By Chris Hurt, Extension Economist Purdue University
This year’s corn crop is not big enough to meet the entire consumption base that has been built. Prices will have to be high enough to convince some end users to reduce consumption from current levels. Can the pork industry compete with other end users?
The answer is complex and will depend on many factors including how small the U.S. corn crop is and production in the southern hemisphere this winter. Ultimately the question is how high corn prices have to be to get a sufficient number of end users to reduce consumption.
The largest competitor for corn in the coming year will be the ethanol industry where USDA analysts currently estimate 5.1 billion bushels of corn use. To meet the mandated domestic Renewable Fuels Standard (RFS) will require about 4.7 billion bushels with nearly 400 million additional bushels used to make ethanol that will be exported. The 5.1 billion bushels of mostly mandated usage is 39 percent of the 2011 crop.

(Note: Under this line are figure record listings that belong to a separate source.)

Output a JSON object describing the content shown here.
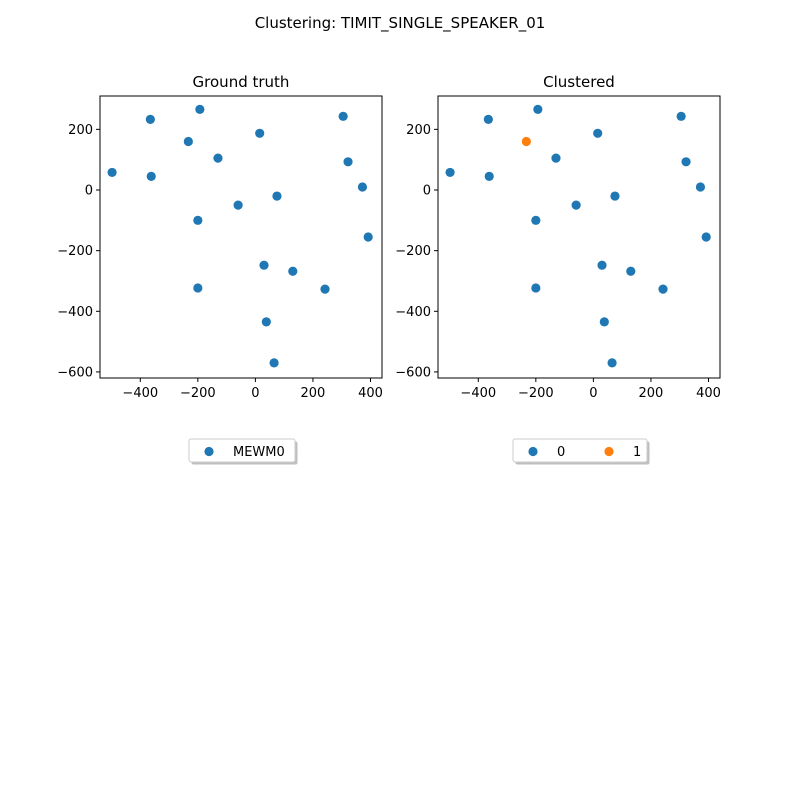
{
  "title": "Clustering: TIMIT_SINGLE_SPEAKER_01",
  "colors": {
    "c0": "#1f77b4",
    "c1": "#ff7f0e"
  },
  "chart_data": [
    {
      "type": "scatter",
      "title": "Ground truth",
      "xlim": [
        -540,
        440
      ],
      "ylim": [
        -620,
        310
      ],
      "xticks": [
        -400,
        -200,
        0,
        200,
        400
      ],
      "yticks": [
        -600,
        -400,
        -200,
        0,
        200
      ],
      "xtick_labels": [
        "−400",
        "−200",
        "0",
        "200",
        "400"
      ],
      "ytick_labels": [
        "−600",
        "−400",
        "−200",
        "0",
        "200"
      ],
      "legend": {
        "placement": "bottom-center",
        "ncol": 1
      },
      "series": [
        {
          "name": "MEWM0",
          "color": "#1f77b4",
          "points": [
            [
              -498,
              58
            ],
            [
              -365,
              233
            ],
            [
              -362,
              45
            ],
            [
              -233,
              160
            ],
            [
              -193,
              266
            ],
            [
              -130,
              105
            ],
            [
              -200,
              -100
            ],
            [
              -200,
              -323
            ],
            [
              -60,
              -50
            ],
            [
              15,
              187
            ],
            [
              75,
              -20
            ],
            [
              30,
              -248
            ],
            [
              38,
              -435
            ],
            [
              65,
              -570
            ],
            [
              130,
              -268
            ],
            [
              242,
              -327
            ],
            [
              305,
              243
            ],
            [
              322,
              93
            ],
            [
              372,
              10
            ],
            [
              392,
              -155
            ]
          ]
        }
      ]
    },
    {
      "type": "scatter",
      "title": "Clustered",
      "xlim": [
        -540,
        440
      ],
      "ylim": [
        -620,
        310
      ],
      "xticks": [
        -400,
        -200,
        0,
        200,
        400
      ],
      "yticks": [
        -600,
        -400,
        -200,
        0,
        200
      ],
      "xtick_labels": [
        "−400",
        "−200",
        "0",
        "200",
        "400"
      ],
      "ytick_labels": [
        "−600",
        "−400",
        "−200",
        "0",
        "200"
      ],
      "legend": {
        "placement": "bottom-center",
        "ncol": 2
      },
      "series": [
        {
          "name": "0",
          "color": "#1f77b4",
          "points": [
            [
              -498,
              58
            ],
            [
              -365,
              233
            ],
            [
              -362,
              45
            ],
            [
              -193,
              266
            ],
            [
              -130,
              105
            ],
            [
              -200,
              -100
            ],
            [
              -200,
              -323
            ],
            [
              -60,
              -50
            ],
            [
              15,
              187
            ],
            [
              75,
              -20
            ],
            [
              30,
              -248
            ],
            [
              38,
              -435
            ],
            [
              65,
              -570
            ],
            [
              130,
              -268
            ],
            [
              242,
              -327
            ],
            [
              305,
              243
            ],
            [
              322,
              93
            ],
            [
              372,
              10
            ],
            [
              392,
              -155
            ]
          ]
        },
        {
          "name": "1",
          "color": "#ff7f0e",
          "points": [
            [
              -233,
              160
            ]
          ]
        }
      ]
    }
  ]
}
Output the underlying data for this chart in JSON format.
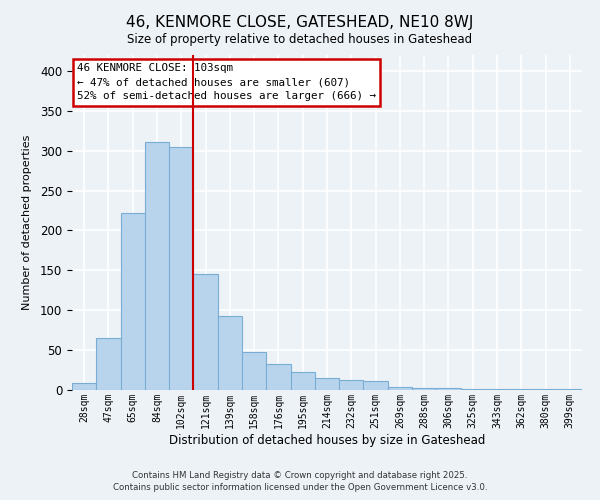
{
  "title": "46, KENMORE CLOSE, GATESHEAD, NE10 8WJ",
  "subtitle": "Size of property relative to detached houses in Gateshead",
  "xlabel": "Distribution of detached houses by size in Gateshead",
  "ylabel": "Number of detached properties",
  "bar_labels": [
    "28sqm",
    "47sqm",
    "65sqm",
    "84sqm",
    "102sqm",
    "121sqm",
    "139sqm",
    "158sqm",
    "176sqm",
    "195sqm",
    "214sqm",
    "232sqm",
    "251sqm",
    "269sqm",
    "288sqm",
    "306sqm",
    "325sqm",
    "343sqm",
    "362sqm",
    "380sqm",
    "399sqm"
  ],
  "bar_values": [
    9,
    65,
    222,
    311,
    305,
    145,
    93,
    48,
    32,
    22,
    15,
    12,
    11,
    4,
    2,
    2,
    1,
    1,
    1,
    1,
    1
  ],
  "bar_color": "#b8d4ed",
  "bar_edge_color": "#7aadd4",
  "property_line_index": 4,
  "property_line_color": "#cc0000",
  "annotation_line1": "46 KENMORE CLOSE: 103sqm",
  "annotation_line2": "← 47% of detached houses are smaller (607)",
  "annotation_line3": "52% of semi-detached houses are larger (666) →",
  "annotation_box_color": "#ffffff",
  "annotation_border_color": "#cc0000",
  "ylim": [
    0,
    420
  ],
  "yticks": [
    0,
    50,
    100,
    150,
    200,
    250,
    300,
    350,
    400
  ],
  "background_color": "#edf2f7",
  "grid_color": "#ffffff",
  "footer_line1": "Contains HM Land Registry data © Crown copyright and database right 2025.",
  "footer_line2": "Contains public sector information licensed under the Open Government Licence v3.0."
}
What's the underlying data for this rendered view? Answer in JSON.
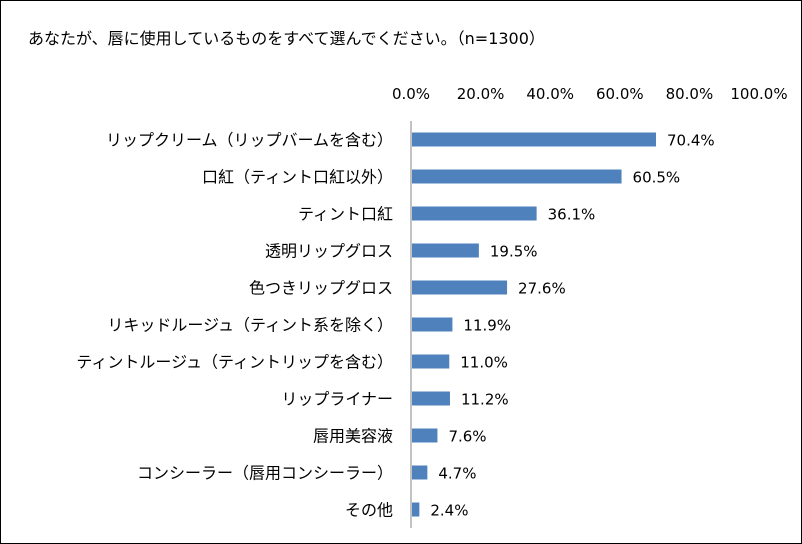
{
  "chart_data": {
    "type": "bar",
    "orientation": "horizontal",
    "title": "あなたが、唇に使用しているものをすべて選んでください。（n=1300）",
    "xlabel": "",
    "ylabel": "",
    "xlim": [
      0,
      100
    ],
    "tick_labels": [
      "0.0%",
      "20.0%",
      "40.0%",
      "60.0%",
      "80.0%",
      "100.0%"
    ],
    "tick_values": [
      0,
      20,
      40,
      60,
      80,
      100
    ],
    "axis_position": "top",
    "grid": false,
    "bar_color": "#4f81bd",
    "categories": [
      "リップクリーム（リップバームを含む）",
      "口紅（ティント口紅以外）",
      "ティント口紅",
      "透明リップグロス",
      "色つきリップグロス",
      "リキッドルージュ（ティント系を除く）",
      "ティントルージュ（ティントリップを含む）",
      "リップライナー",
      "唇用美容液",
      "コンシーラー（唇用コンシーラー）",
      "その他"
    ],
    "values": [
      70.4,
      60.5,
      36.1,
      19.5,
      27.6,
      11.9,
      11.0,
      11.2,
      7.6,
      4.7,
      2.4
    ],
    "value_labels": [
      "70.4%",
      "60.5%",
      "36.1%",
      "19.5%",
      "27.6%",
      "11.9%",
      "11.0%",
      "11.2%",
      "7.6%",
      "4.7%",
      "2.4%"
    ]
  }
}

Mandated corn use was troublesome to the animal industries when corn was abundant. Now with short corn supplies, the concerns are even greater. Clearly use of 400 million bushels of a limited corn supply to produce ethanol to be exported to countries like Brazil is far beyond the intent of Congress in the 2007 energy legislation that established the current RFS. The short corn supply increases the odds that some end users, including the animal industries, will appeal to the EPA to consider exercising the emergency clause to reduce ethanol mandates for 2012.
Without a reduction in mandates, the cut-back in corn usage will primarily be thrust upon the non-fuel sectors represented primarily by the domestic animal sector and corn exports. There has been a general assumption that foreign customers would reduce consumption as prices rise, however in 2007/08 foreign customers increased purchases. Given the low value of the dollar and strong desire of many foreign governments to do what they can to moderate food inflation, the question remains whether the foreign sector will cut U.S. corn imports this year.
In 2007/08 the domestic livestock industry could not pay more than $6 per bushel for corn. That is no longer true as reduced per capita production over the past four years has increased farm level prices for animal products. Corn prices will have to move to new record highs on a marketing year basis to get animal industries to reduce corn use.
What are these corn price levels for the pork industry? That, of course, will vary sharply by individual producer, but the current estimate is that producers could pay about $6.65 per bushel based on a U.S. average farm price for the 2011/12 marketing year and still meet all other costs. USDA’s August WASDE report forecast the U.S. average farm price between $6.20 and $7.20, with $6.70 being the mid-point of the range. The corn futures market is now expecting prices above the $6.70 USDA mid-point and closer to $7.00 per bushel for a U.S. average price received. Corn prices above $7.00 per bushel would be required for the domestic livestock industry to cut back on usage.
Pork producers were well aware of this season’s corn price uncertainty and have kept expansion plans on hold. Those decisions appear fortuitous now. Estimated farrow-to-finish margins for the 2011/12 corn marketing year now appear to be slightly negative, with an average loss of $4.00 per head. This potential loss is small enough to keep the industry at about the same size. An alternative way to say this is that corn and meal prices above current levels could cause the industry to begin to shift toward moderate liquidation.
The industry remains hopeful that both China and South Korea will purchase more pork from the U.S. Greater pork exports would stimulate hog prices and enable the industry to pay more for feed. Unfortunately, domestic consumer demand is expected to be weak as consumer income growth is expected to remain modest in coming months.